Beim Anschlag in Paris deutet alles auf einen islamistischen Terrorakt hin. Wieso erfolgt das Attentat gerade jetzt?
Reinhard Schulze: Das hat sich in den letzten Wochen angekündigt. Da haben Vertreter des sogenannten Islamischen Staates im Irak die französischen Kämpfer in Frankreich aufgefordert, gegen französische Institutionen vorzugehen. Die Satirezeitschrift «Charlie Hebdo» stand schon seit drei Jahren im Brennpunkt der Kritik. Es verwundert nicht, dass gerade jetzt, wo sich die Wochenzeitung dem neuen Roman des französischen Skandal-Autors Michel Houellebecq widmete, die Terroristen zugeschlagen haben.
Weshalb können diese Mohammed-Karikaturen eigentlich derart provozieren?
Sie provozieren deshalb, weil es Nichtmuslime sind, die diese Karikaturen verfasst haben. Weil dann von muslimischer Seite aus eine anti-islamische Absicht hinter den Karikaturen vermutet wird. Es ist ja nicht so, dass in der islamischen Welt keine Karikaturen existierten, da werden auch religiöse Witze gemacht. In den 60er- und 70er-Jahren wurden zuhauf Karikaturen des Propheten Mohammed veröffentlicht. Das war eine Zeit, in der noch mehr liberale Diskussionen stattfanden.
Medienfreiheit und Meinungsäusserungsfreiheit sind im Westen wichtige Werte. Sind die Terrorakte auch Angriffe auf diese Werte?
Ich denke nicht, dass das ein strategischer Plan der Terroristen ist, die Meinungsfreiheit anzugreifen. Es ist aber ein Nebeneffekt, der mit diesen Angriffen erfolgt. Es wird für die muslimischen Gemeinden nun wichtiger werden, ebenfalls als Vertreter der Meinungsfreiheit aufzutreten.

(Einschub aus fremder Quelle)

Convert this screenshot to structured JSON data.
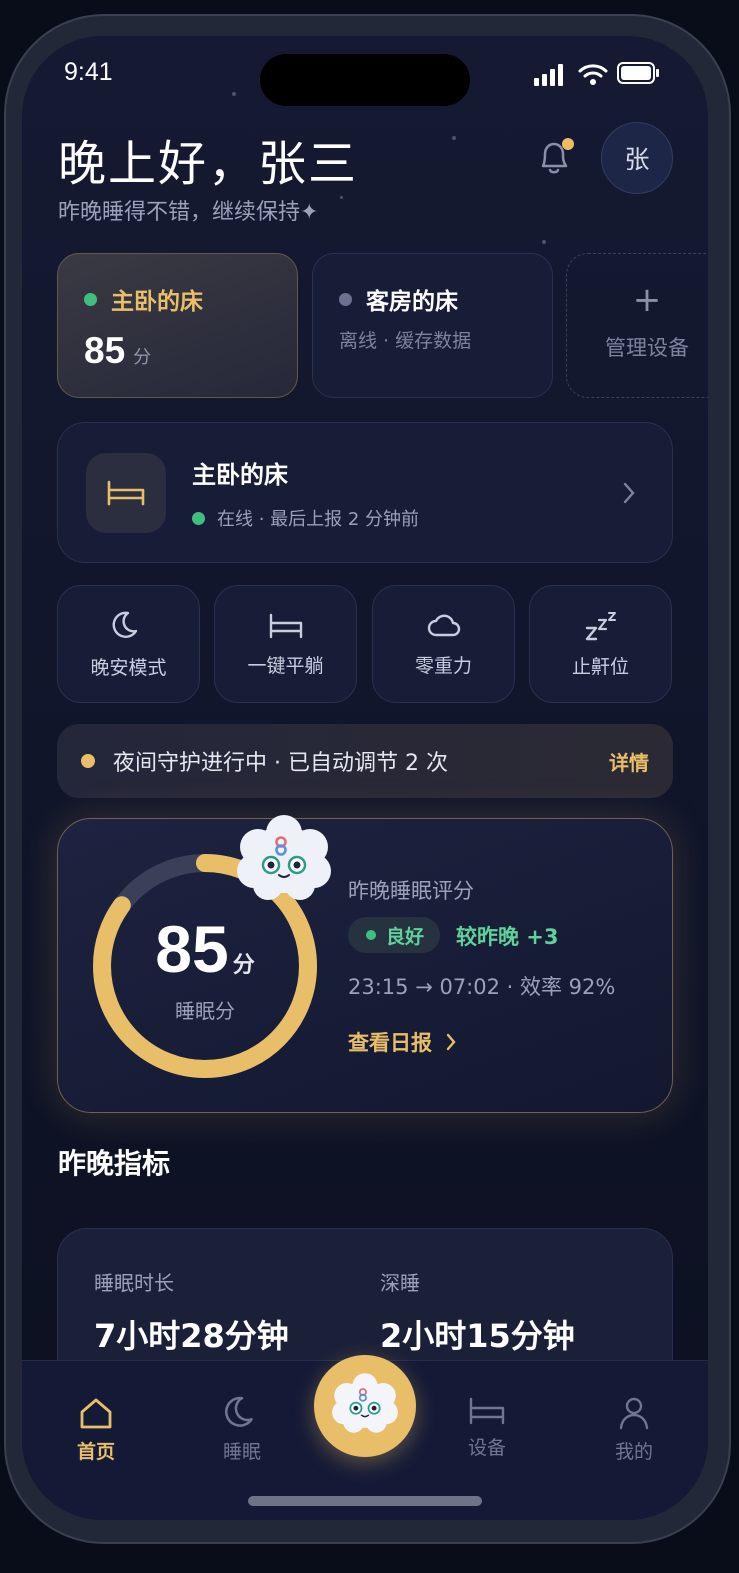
{
  "status_bar": {
    "time": "9:41"
  },
  "header": {
    "greeting": "晚上好，张三",
    "subtitle": "昨晚睡得不错，继续保持",
    "sparkle": "✦",
    "avatar_initial": "张"
  },
  "devices": [
    {
      "name": "主卧的床",
      "score": "85",
      "unit": "分",
      "status_color": "#3fbf7f"
    },
    {
      "name": "客房的床",
      "subtitle": "离线 · 缓存数据",
      "status_color": "#6b7290"
    },
    {
      "plus": "+",
      "label": "管理设备"
    }
  ],
  "bed_card": {
    "name": "主卧的床",
    "status": "在线 · 最后上报 2 分钟前"
  },
  "actions": [
    {
      "label": "晚安模式",
      "icon": "moon-icon"
    },
    {
      "label": "一键平躺",
      "icon": "bed-icon"
    },
    {
      "label": "零重力",
      "icon": "cloud-icon"
    },
    {
      "label": "止鼾位",
      "icon": "zzz-icon"
    }
  ],
  "guard": {
    "text": "夜间守护进行中 · 已自动调节 2 次",
    "detail": "详情"
  },
  "sleep_score": {
    "score": "85",
    "unit": "分",
    "ring_label": "睡眠分",
    "ring_fraction": 0.85,
    "title": "昨晚睡眠评分",
    "quality": "良好",
    "compare": "较昨晚 +3",
    "times": "23:15 → 07:02 · 效率 92%",
    "link": "查看日报"
  },
  "metrics": {
    "section_title": "昨晚指标",
    "items": [
      {
        "label": "睡眠时长",
        "value": "7小时28分钟"
      },
      {
        "label": "深睡",
        "value": "2小时15分钟"
      }
    ]
  },
  "nav": {
    "home": "首页",
    "sleep": "睡眠",
    "device": "设备",
    "me": "我的"
  },
  "colors": {
    "accent": "#e9be68",
    "online": "#3fbf7f",
    "background": "#10152a"
  }
}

Das wird sicherlich ein Effekt der terroristischen Angriffe sein, die es seit 2005 gegeben hat.
Wenn man sich Chronologie der terroristischen Anschläge der vergangenen Jahre anschaut: Ist man überhaupt noch sicher, wenn man den Islam offen kritisiert?
Man ist sich sicher, wenn man ihn offen und fair kritisiert. Wenn man eine faire Kritik übt, die nicht auf Verunglimpfung beruht. Diese Kritik gibt es sowohl innerhalb der islamischen Welt, wo es genügend Menschen gibt, die den Islam kritisieren, als auch in der westlichen Welt. Das Gefährliche ist die bildhafte Kritik, die in den Karikaturen zum Ausdruck kommt.
Ist man da zu weit gegangen?
Da ist man zu weit gegangen, weil man damit eskaliert. Kritik sollte nicht zur Eskalation beitragen, sondern zu Aufklärung und Verständigung.
Müssen wir jetzt mit mehr Attentaten in Europa rechnen?
Ich denke, wir müssen leider damit rechnen. Weil es einsame Wölfe oder auch angeführte Terroristen in kleiner Zahl sicherlich in allen europäischen Staaten gibt. Sie werden zweifellos Gelegenheiten nutzen, Angriffe dieser Art durchzuführen. Ob sie dermassen spektakulär erfolgen können wie jetzt in Frankreich, bleibt natürlich dahingestellt.
Das Interview führte Mario Grossniklaus.